Tuesday, 23 August 2016
Elizabeth Murton: New artist in residence explores textiles, tissues and tensegrity
UHArts has a new artist in residence, Elizabeth Murton. Murton is interested in the relationship between materials and mechanisms in the body. She asks how the structures of materials inside and outside the body can relate, inspired in part by the architecture of the UH Gallery space, as well as anatomical models in the university’s physiotherapy labs. She will present her first major solo exhibition and symposium, Between Materials and Mechanisms, at UH Galleries in Hatfield from 17 September.
More information and a blog accompanying UHArts residencies can be found here.
During her residency, Murton will be investigating the similarities between textiles and the fibres that hold the human body together. She has been inspired by the discovery that the body is not made of separate parts, neatly divided as they are in an anatomical model, but rather, an interconnected collection of tissues and fibres. Her project takes cues from architect Buckminster Fuller, whose work explored tensegrity: structures such as geodesic domes that spread tension through their parts rather than resisting gravity through simple, vertical compression. The human body is an example of biotensegrity, that holds itself together by balancing the tension of its many component parts. No single part of the body rests entirely on another part. Instead, all parts float within a sea of inter-supported fibres.

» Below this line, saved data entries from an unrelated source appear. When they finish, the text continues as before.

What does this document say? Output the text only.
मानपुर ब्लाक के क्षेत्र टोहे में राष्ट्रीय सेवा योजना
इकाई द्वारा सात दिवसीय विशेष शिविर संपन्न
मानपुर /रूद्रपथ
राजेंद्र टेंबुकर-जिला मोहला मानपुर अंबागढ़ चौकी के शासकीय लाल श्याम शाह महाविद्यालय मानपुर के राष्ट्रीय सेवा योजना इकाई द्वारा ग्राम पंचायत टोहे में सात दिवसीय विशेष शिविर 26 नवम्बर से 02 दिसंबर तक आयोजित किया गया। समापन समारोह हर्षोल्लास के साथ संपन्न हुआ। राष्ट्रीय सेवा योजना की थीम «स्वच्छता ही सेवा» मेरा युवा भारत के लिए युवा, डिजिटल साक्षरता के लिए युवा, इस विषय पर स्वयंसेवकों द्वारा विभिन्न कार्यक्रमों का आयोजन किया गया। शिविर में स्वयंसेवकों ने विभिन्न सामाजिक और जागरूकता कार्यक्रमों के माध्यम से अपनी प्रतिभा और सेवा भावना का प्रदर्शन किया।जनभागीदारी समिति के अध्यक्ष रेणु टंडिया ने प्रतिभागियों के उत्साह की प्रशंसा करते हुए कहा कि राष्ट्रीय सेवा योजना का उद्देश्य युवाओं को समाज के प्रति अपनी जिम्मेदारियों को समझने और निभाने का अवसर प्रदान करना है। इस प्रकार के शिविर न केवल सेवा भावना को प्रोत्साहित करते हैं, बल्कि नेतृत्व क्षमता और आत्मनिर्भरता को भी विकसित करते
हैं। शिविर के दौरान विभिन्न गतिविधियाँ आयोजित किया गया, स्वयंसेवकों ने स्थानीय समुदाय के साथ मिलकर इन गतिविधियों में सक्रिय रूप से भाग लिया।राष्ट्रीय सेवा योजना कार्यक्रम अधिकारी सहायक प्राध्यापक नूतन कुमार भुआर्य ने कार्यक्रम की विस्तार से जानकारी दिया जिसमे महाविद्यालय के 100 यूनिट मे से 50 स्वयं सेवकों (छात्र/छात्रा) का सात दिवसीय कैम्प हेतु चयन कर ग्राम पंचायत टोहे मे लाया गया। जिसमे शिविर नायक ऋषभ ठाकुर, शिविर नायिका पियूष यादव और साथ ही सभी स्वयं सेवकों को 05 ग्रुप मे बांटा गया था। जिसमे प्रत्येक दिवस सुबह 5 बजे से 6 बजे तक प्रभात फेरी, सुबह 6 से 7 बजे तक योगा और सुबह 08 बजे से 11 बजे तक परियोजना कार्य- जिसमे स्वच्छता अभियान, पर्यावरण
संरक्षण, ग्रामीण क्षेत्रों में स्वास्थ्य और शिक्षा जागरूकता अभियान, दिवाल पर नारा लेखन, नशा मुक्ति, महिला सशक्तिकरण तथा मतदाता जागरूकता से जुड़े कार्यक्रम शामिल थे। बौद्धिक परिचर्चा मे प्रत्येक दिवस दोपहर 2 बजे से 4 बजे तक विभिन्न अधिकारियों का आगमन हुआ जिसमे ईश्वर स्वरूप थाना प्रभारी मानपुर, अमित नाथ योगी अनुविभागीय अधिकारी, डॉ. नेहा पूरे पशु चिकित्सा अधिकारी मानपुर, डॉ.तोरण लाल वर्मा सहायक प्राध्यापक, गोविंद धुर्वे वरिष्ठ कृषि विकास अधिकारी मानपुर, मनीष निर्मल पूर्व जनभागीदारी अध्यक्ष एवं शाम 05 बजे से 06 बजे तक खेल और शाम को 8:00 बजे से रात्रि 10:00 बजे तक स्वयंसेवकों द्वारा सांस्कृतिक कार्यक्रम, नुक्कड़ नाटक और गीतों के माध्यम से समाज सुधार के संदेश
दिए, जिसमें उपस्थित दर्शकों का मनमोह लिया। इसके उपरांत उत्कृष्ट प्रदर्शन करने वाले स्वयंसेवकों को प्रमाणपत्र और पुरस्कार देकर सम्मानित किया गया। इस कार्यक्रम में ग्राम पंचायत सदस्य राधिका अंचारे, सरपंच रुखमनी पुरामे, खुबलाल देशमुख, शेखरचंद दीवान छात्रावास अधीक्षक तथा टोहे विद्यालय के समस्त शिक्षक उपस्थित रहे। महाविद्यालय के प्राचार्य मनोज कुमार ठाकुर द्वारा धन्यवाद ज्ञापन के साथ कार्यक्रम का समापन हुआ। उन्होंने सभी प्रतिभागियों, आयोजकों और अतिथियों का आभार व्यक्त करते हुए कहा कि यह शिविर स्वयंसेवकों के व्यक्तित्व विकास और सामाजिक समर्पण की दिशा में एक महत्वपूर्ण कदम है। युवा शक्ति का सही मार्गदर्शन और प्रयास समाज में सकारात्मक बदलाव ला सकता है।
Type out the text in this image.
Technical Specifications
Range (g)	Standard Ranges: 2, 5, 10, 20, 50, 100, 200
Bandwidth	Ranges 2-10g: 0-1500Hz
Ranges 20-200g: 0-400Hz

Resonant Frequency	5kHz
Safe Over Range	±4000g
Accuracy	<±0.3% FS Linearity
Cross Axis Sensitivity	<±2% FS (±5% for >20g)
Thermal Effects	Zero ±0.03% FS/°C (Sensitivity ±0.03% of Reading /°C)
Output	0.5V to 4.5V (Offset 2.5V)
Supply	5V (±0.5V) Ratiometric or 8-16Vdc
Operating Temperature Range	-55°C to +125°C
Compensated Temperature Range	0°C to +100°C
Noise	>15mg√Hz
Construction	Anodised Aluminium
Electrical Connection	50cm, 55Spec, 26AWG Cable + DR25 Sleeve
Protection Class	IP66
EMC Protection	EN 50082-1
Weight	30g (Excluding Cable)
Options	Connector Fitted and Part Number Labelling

This initial stage in the investigation focuses on materials and structure. Elizabeth has begun to draw parallels between biological fibres and those that she might use in her work. The potential for internal fibres to be duplicated outside of the body in arts practice has been evidenced in projects such as Neri Oxman’s series of 3D printed masks, adapted from digital scans of bone and tissue, for Icelandic musician Björk. Such examples form part of wider discussions about the intersection of science and art, particularly how the relationship between scientific and creative disciplines are enabled through new technologies such as rapid prototyping. Elizabeth’s project will contribute to ever-expanding interdisciplinary practice by examining contemporary medical knowledge through craft.